Years ago my brother Bill and I lived next to each other in South Fort Myers. Sunday mornings while the wives slept in we would jump in the car and go look at property or boats. One Sunday we decided to go look for a dock slip to rent or buy so we could house our boat. Up to this point every time we went boating we had to trailer the boat to a boat ramp. (This little trip was a good combination of our passions – real estate and boating!).
After meandering around for a while, I saw a sign on a dock on the way to Fort Myers Beach and called Marty Wallerstein, the agent on the sign. Marty informed me this was actually not a dock for sale but a house with a dock. I told Marty what we were looking for and he said he had a perfect home with room for a boat in the back yard. ( For those of you that know me, this is a typical Bill and Gregg story – go out looking for boats and come back with a house!)
The home was a tri-plex with the top floor elegantly furnished, a three car garage, a boat slip that would let us be minutes by boat from the Gulf of Mexico- and it came complete with two tenants in the two efficiencies on the first floor. Bill and I had owned boats together before and loved the economies of joint ownership. We normally played on our boat together anyway and owning it as partners made everything, in essence, half price.
The next day, after doing some research, we made a deal on the property. I decided to try to put together the purchase of this income property with a few friends. Here is how we worked it out:
My brother Bill and I and two friends from Scotland each put $30,000 into a new bank account.
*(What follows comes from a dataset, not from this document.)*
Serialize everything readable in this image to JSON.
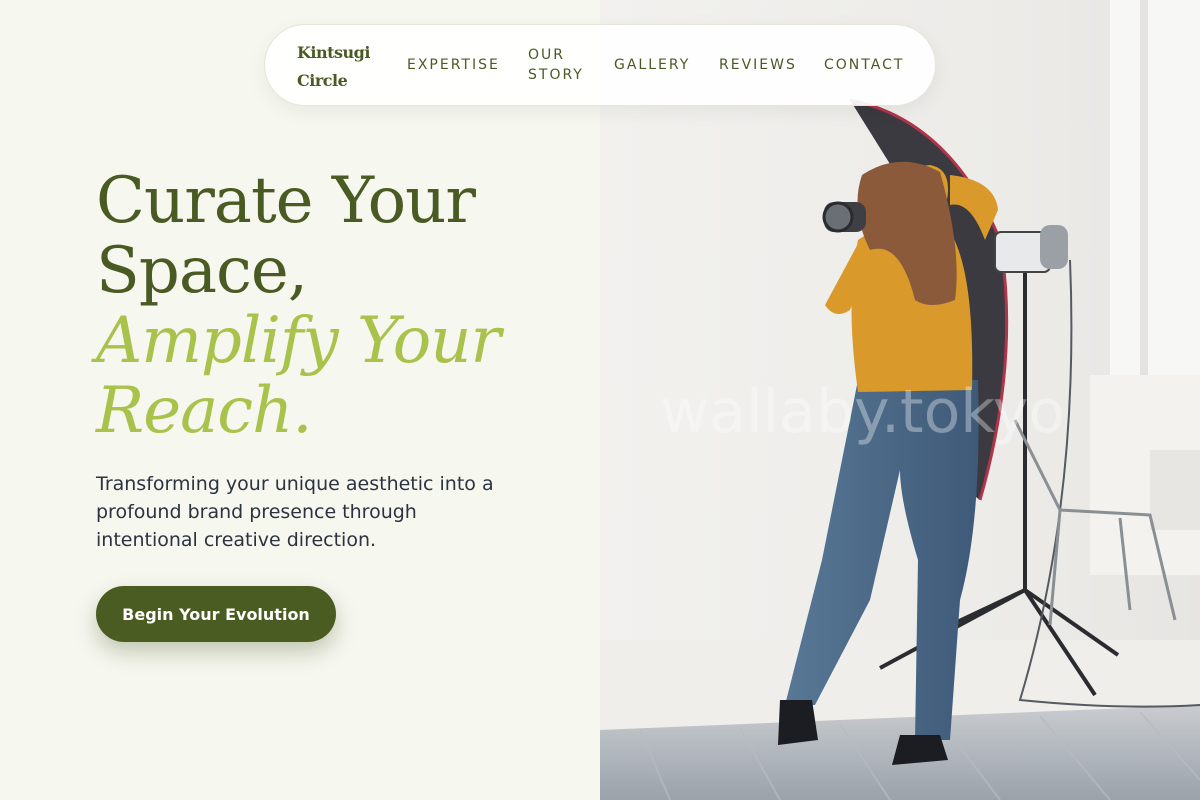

This money was used as the down payment and as a cushion for any negative cash flow. We also needed some funds for a lawyer to draw up the agreement and a few repairs on the property.
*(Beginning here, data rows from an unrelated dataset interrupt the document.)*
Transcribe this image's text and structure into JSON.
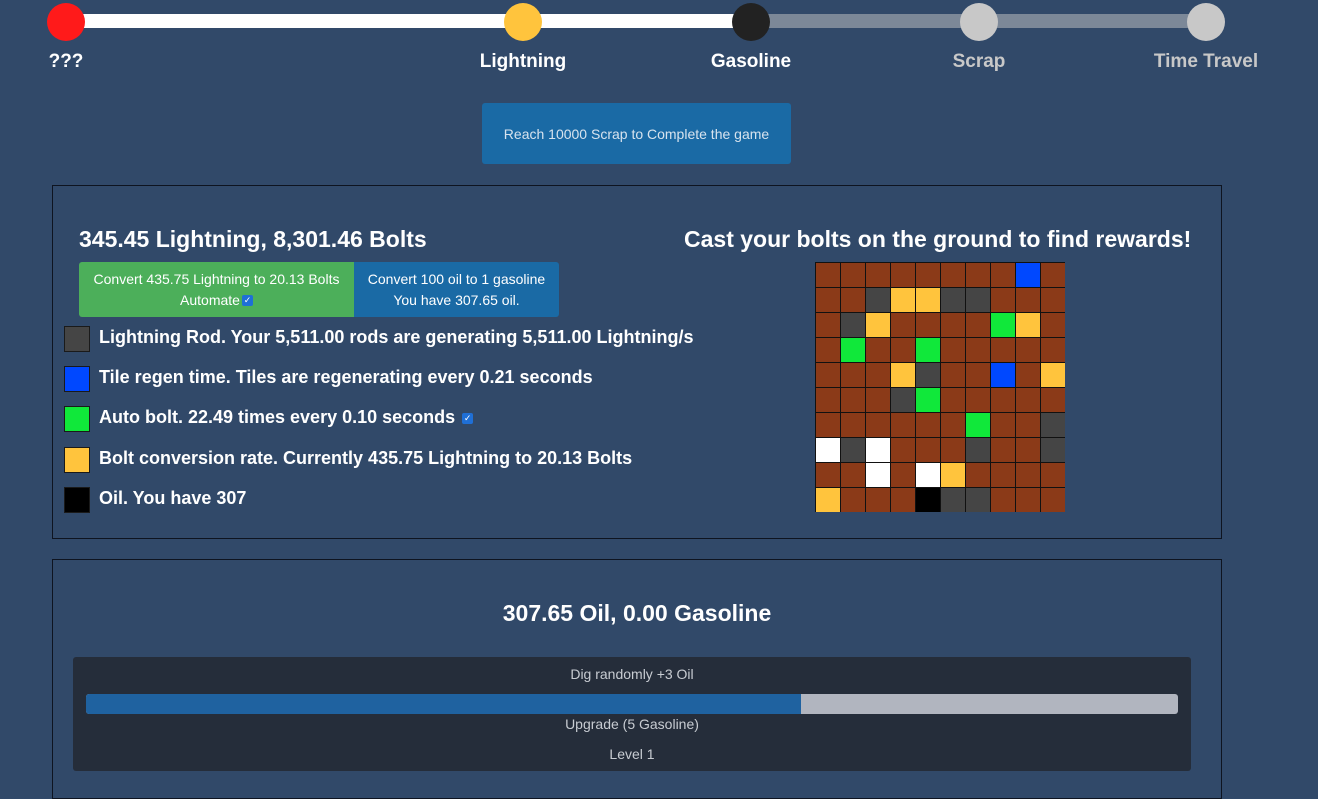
{
  "progress": {
    "stages": [
      {
        "label": "???",
        "node_color": "#ff1a1a",
        "label_color": "#ffffff"
      },
      {
        "label": "Lightning",
        "node_color": "#ffc43d",
        "label_color": "#ffffff"
      },
      {
        "label": "Gasoline",
        "node_color": "#222222",
        "label_color": "#ffffff"
      },
      {
        "label": "Scrap",
        "node_color": "#c8c8c8",
        "label_color": "#c8c8c8"
      },
      {
        "label": "Time Travel",
        "node_color": "#c8c8c8",
        "label_color": "#c8c8c8"
      }
    ],
    "completed_color": "#ffffff",
    "pending_color": "#7c8898"
  },
  "goal_button": "Reach 10000 Scrap to Complete the game",
  "lightning": {
    "header": "345.45 Lightning, 8,301.46 Bolts",
    "convert_button": {
      "line1": "Convert 435.75 Lightning to 20.13 Bolts",
      "line2": "Automate",
      "checked": true
    },
    "oil_button": {
      "line1": "Convert 100 oil to 1 gasoline",
      "line2": "You have 307.65 oil."
    },
    "upgrades": [
      {
        "color": "#454545",
        "text": "Lightning Rod. Your 5,511.00 rods are generating 5,511.00 Lightning/s",
        "checkbox": false
      },
      {
        "color": "#0048ff",
        "text": "Tile regen time. Tiles are regenerating every 0.21 seconds",
        "checkbox": false
      },
      {
        "color": "#10e83a",
        "text": "Auto bolt. 22.49 times every 0.10 seconds",
        "checkbox": true
      },
      {
        "color": "#ffc43d",
        "text": "Bolt conversion rate. Currently 435.75 Lightning to 20.13 Bolts",
        "checkbox": false
      },
      {
        "color": "#000000",
        "text": "Oil. You have 307",
        "checkbox": false
      }
    ],
    "cast_header": "Cast your bolts on the ground to find rewards!",
    "tile_colors": {
      "D": "#8b3a18",
      "G": "#454545",
      "Y": "#ffc43d",
      "E": "#10e83a",
      "B": "#0048ff",
      "W": "#ffffff",
      "K": "#000000"
    },
    "grid": [
      "DDDDDDDDBD",
      "DDGYYGGDDD",
      "DGYDDDDEYD",
      "DEDDEDDDDD",
      "DDDYGDDBDY",
      "DDDGEDDDDD",
      "DDDDDDEDDG",
      "WGWDDDGDDG",
      "DDWDWYDDDD",
      "YDDDKGGDDD"
    ]
  },
  "oil": {
    "header": "307.65 Oil, 0.00 Gasoline",
    "dig_title": "Dig randomly +3 Oil",
    "dig_progress": 0.655,
    "upgrade_label": "Upgrade (5 Gasoline)",
    "level_label": "Level 1"
  }
}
We agreed that we would each be able to use the house for two months a year. The prime rental months we would leave for rental in season: January, February, March, and April. We would choose our personal use months by lottery. (Actually we never had to do this – over the five years we owned the place there was never a conflict on use.) I calculated the break-even amount we would need to bring in as rent and I agreed to manage the property.
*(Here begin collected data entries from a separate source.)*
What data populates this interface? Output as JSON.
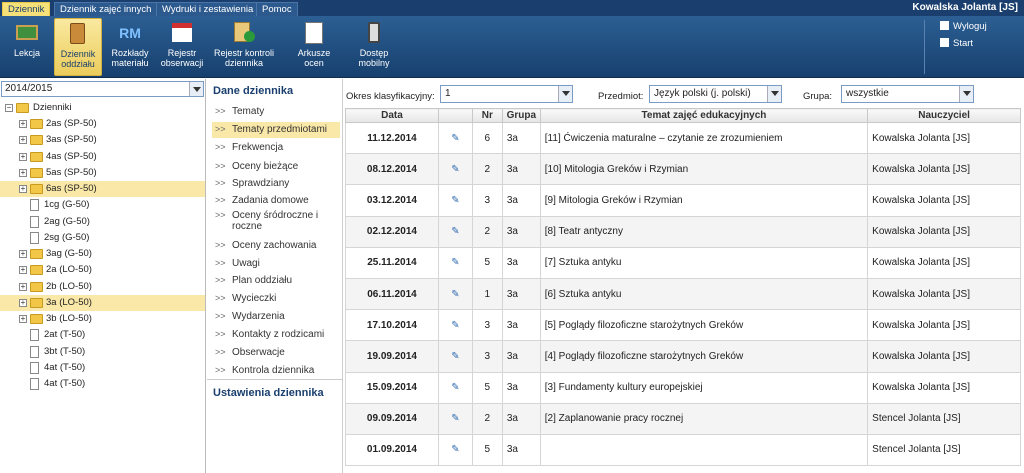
{
  "menu": {
    "tabs": [
      "Dziennik",
      "Dziennik zajęć innych",
      "Wydruki i zestawienia",
      "Pomoc"
    ],
    "user": "Kowalska Jolanta [JS]"
  },
  "toolbar": {
    "items": [
      {
        "label": "Lekcja"
      },
      {
        "label": "Dziennik oddziału"
      },
      {
        "label": "Rozkłady materiału",
        "icon_text": "RM"
      },
      {
        "label": "Rejestr obserwacji"
      },
      {
        "label": "Rejestr kontroli dziennika"
      },
      {
        "label": "Arkusze ocen"
      },
      {
        "label": "Dostęp mobilny"
      }
    ],
    "logout": "Wyloguj",
    "start": "Start"
  },
  "left": {
    "year": "2014/2015",
    "root": "Dzienniki",
    "items": [
      "2as (SP-50)",
      "3as (SP-50)",
      "4as (SP-50)",
      "5as (SP-50)",
      "6as (SP-50)",
      "1cg (G-50)",
      "2ag (G-50)",
      "2sg (G-50)",
      "3ag (G-50)",
      "2a (LO-50)",
      "2b (LO-50)",
      "3a (LO-50)",
      "3b (LO-50)",
      "2at (T-50)",
      "3bt (T-50)",
      "4at (T-50)",
      "4at (T-50)"
    ]
  },
  "middle": {
    "header": "Dane dziennika",
    "items": [
      "Tematy",
      "Tematy przedmiotami",
      "Frekwencja",
      "Oceny bieżące",
      "Sprawdziany",
      "Zadania domowe",
      "Oceny śródroczne i roczne",
      "Oceny zachowania",
      "Uwagi",
      "Plan oddziału",
      "Wycieczki",
      "Wydarzenia",
      "Kontakty z rodzicami",
      "Obserwacje",
      "Kontrola dziennika"
    ],
    "footer": "Ustawienia dziennika"
  },
  "filters": {
    "period_label": "Okres klasyfikacyjny:",
    "period": "1",
    "subject_label": "Przedmiot:",
    "subject": "Język polski (j. polski)",
    "group_label": "Grupa:",
    "group": "wszystkie"
  },
  "table": {
    "headers": [
      "Data",
      "",
      "Nr",
      "Grupa",
      "Temat zajęć edukacyjnych",
      "Nauczyciel"
    ],
    "rows": [
      [
        "11.12.2014",
        "6",
        "3a",
        "[11] Ćwiczenia maturalne – czytanie ze zrozumieniem",
        "Kowalska Jolanta [JS]"
      ],
      [
        "08.12.2014",
        "2",
        "3a",
        "[10] Mitologia Greków i Rzymian",
        "Kowalska Jolanta [JS]"
      ],
      [
        "03.12.2014",
        "3",
        "3a",
        "[9] Mitologia Greków i Rzymian",
        "Kowalska Jolanta [JS]"
      ],
      [
        "02.12.2014",
        "2",
        "3a",
        "[8] Teatr antyczny",
        "Kowalska Jolanta [JS]"
      ],
      [
        "25.11.2014",
        "5",
        "3a",
        "[7] Sztuka antyku",
        "Kowalska Jolanta [JS]"
      ],
      [
        "06.11.2014",
        "1",
        "3a",
        "[6] Sztuka antyku",
        "Kowalska Jolanta [JS]"
      ],
      [
        "17.10.2014",
        "3",
        "3a",
        "[5] Poglądy filozoficzne starożytnych Greków",
        "Kowalska Jolanta [JS]"
      ],
      [
        "19.09.2014",
        "3",
        "3a",
        "[4] Poglądy filozoficzne starożytnych Greków",
        "Kowalska Jolanta [JS]"
      ],
      [
        "15.09.2014",
        "5",
        "3a",
        "[3] Fundamenty kultury europejskiej",
        "Kowalska Jolanta [JS]"
      ],
      [
        "09.09.2014",
        "2",
        "3a",
        "[2] Zaplanowanie pracy rocznej",
        "Stencel Jolanta [JS]"
      ],
      [
        "01.09.2014",
        "5",
        "3a",
        "",
        "Stencel Jolanta [JS]"
      ]
    ]
  }
}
We owned and enjoyed this vacation retreat a half hour from our home for five years, never had a cash call, and sold it at a handsome profit. All in all the partnership was a very positive experience and one that I can recommend to you with a few changes.
Let me tell you what I didn’t like about the deal. Unlike a Condo, with a home like this there were maintenance and management issues all the time. Whenever Bill and I went to the house there was something that had to be fixed, or cleaned, etc. It made our visits less enjoyable. The manager of a deal like this should get his share for less money or free.
If this home were a condo, this maintenance issue and management issue would have been taken away from us. A condo in a resort area is a wonderful property to buy with partners. The partners can each enjoy the condo, the maintenance to taken care of, and because you have partners you can afford a more expensive condo and spread your risk out among partners.
Some Key Points
Titling the Property. Check with a competent attorney. I suggest an LLC. Your agreement with your partners should be in writing and prepared by an attorney.
Financing. On my deal, I signed on the note by myself. I am not sure I would do that again, but it gave me more control. Back then I titled the property in my name and my deal with my partners was a separate instrument. It worked out fine because everything was formally drawn up. Expect to pay about $3000 for the legal work; you can also have each partner put up cash and be responsible for his own share. Home equity loans these days are very cheap; your third alternative is to get a mortgage on the property with each partner signing the note. One of the keys with partners is you can come up with a great deal more cash and your LTV will be lower. I can put you in touch with a competent mortgage lender that can handle this.
Exit Strategy. Figure this out when you put the deal together. A good attorney can structure this for you.
Partners should have the same objectives and financial position.